As of both June 30, 2012 and December 31, 2011, the Company had a total of $400 million of outstanding senior unsecured notes. Interest on the senior unsecured notes is payable semi-annually each year. The Company may prepay all or some of the senior unsecured notes at any time in an amount not less than 10% of the aggregate principal amount outstanding, plus the applicable make-whole amount. In the event of a change in control (as defined in the note purchase agreement) of the Company, the Company may be required to prepay the senior unsecured notes at a price equal to 100% of the principal amount thereof, plus accrued and unpaid interest. These notes require that the Company comply with an interest coverage ratio test of not less than 3.50:1 and a leverage ratio test of not more than 3.50:1 for any period of four consecutive fiscal quarters, respectively. In addition, these notes include customary negative covenants, affirmative covenants, representations and warranties and events of default.

 

As of June 30, 2012, the Company was in compliance with all debt covenants.

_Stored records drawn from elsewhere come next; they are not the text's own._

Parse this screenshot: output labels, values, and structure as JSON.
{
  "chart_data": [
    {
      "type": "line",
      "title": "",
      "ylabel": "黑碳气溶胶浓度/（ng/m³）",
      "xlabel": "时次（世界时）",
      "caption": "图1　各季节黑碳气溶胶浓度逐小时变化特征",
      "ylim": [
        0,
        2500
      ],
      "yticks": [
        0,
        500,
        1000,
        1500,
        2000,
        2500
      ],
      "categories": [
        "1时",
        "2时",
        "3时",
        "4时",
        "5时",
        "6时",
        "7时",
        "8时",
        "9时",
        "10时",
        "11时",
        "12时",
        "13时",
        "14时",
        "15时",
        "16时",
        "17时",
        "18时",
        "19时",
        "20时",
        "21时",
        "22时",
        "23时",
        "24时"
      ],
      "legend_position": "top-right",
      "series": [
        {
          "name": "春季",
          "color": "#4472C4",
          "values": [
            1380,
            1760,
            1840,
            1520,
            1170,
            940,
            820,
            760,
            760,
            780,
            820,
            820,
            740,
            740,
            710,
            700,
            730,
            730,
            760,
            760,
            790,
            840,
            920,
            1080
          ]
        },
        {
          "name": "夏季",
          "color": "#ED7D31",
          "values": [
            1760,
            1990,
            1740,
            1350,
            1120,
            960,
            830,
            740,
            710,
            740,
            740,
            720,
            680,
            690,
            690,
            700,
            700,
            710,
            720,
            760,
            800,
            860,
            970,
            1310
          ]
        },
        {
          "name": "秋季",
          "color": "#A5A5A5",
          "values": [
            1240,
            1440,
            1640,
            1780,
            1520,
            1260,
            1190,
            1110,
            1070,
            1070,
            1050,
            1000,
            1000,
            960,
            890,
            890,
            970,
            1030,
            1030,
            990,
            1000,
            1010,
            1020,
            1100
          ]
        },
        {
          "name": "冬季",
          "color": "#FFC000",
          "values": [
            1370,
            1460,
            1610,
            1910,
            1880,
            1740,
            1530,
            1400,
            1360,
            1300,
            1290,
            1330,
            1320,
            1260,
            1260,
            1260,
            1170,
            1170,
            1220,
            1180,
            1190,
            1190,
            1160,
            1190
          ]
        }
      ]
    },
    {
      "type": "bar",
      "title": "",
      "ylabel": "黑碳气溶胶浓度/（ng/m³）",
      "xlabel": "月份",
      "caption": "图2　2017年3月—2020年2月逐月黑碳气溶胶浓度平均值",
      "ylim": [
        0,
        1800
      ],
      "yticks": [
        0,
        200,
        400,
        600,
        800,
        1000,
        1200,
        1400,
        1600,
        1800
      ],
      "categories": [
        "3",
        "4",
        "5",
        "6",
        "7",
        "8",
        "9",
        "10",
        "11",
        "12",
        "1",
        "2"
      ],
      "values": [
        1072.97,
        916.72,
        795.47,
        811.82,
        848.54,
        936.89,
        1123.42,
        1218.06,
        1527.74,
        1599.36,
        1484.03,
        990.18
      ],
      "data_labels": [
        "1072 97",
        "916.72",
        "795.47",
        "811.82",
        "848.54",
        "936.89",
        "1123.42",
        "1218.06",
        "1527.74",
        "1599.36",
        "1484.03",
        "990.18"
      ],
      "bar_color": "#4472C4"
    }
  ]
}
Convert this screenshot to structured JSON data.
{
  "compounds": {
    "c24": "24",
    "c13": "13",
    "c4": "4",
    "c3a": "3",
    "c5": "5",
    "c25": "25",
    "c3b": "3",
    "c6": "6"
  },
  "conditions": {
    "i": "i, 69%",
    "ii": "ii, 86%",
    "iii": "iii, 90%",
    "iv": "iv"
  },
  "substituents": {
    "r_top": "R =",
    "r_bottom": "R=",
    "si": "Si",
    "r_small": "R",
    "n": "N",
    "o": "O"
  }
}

The Company had the following outstanding debt at June 30, 2012 and December 31, 2011 (in thousands):

   June 30, 2012 December 31, 2011
Foreign subsidiary lines of credit $ 11,354 $ 10,832
2011 credit agreement   390,000   280,000
 Total notes payable and debt   401,354   290,832
        
Senior unsecured notes - Series A - 3.75%, due February 2015   100,000   100,000
Senior unsecured notes - Series B - 5.00%, due February 2020   100,000   100,000
Senior unsecured notes - Series C - 2.50%, due March 2016   50,000   50,000
Senior unsecured notes - Series D - 3.22%, due March 2018   100,000   100,000
Senior unsecured notes - Series E - 3.97%, due March 2021   50,000   50,000
2011 credit agreement   300,000   300,000
 Total long-term debt   700,000   700,000
        
Total debt $ 1,101,354 $ 990,832

As of June 30, 2012 and December 31, 2011, the Company had a total amount available to borrow of $309 million and $419 million, respectively, after outstanding letters of credit, under the 2011 Credit Agreement. The weighted-average interest rates applicable to the senior unsecured notes and 2011 Credit Agreement borrowings were 2.17% and 2.33% at June 30, 2012 and December 31, 2011, respectively.

 

The Company and its foreign subsidiaries also had available short-term lines of credit totaling $110 million and $109 million at June 30, 2012 and December 31, 2011, respectively, for the purpose of short-term borrowing and issuance of commercial guarantees. At June 30, 2012 and December 31, 2011, the weighted-average interest rates applicable to these short-term borrowings were 1.94% and 2.02%, respectively.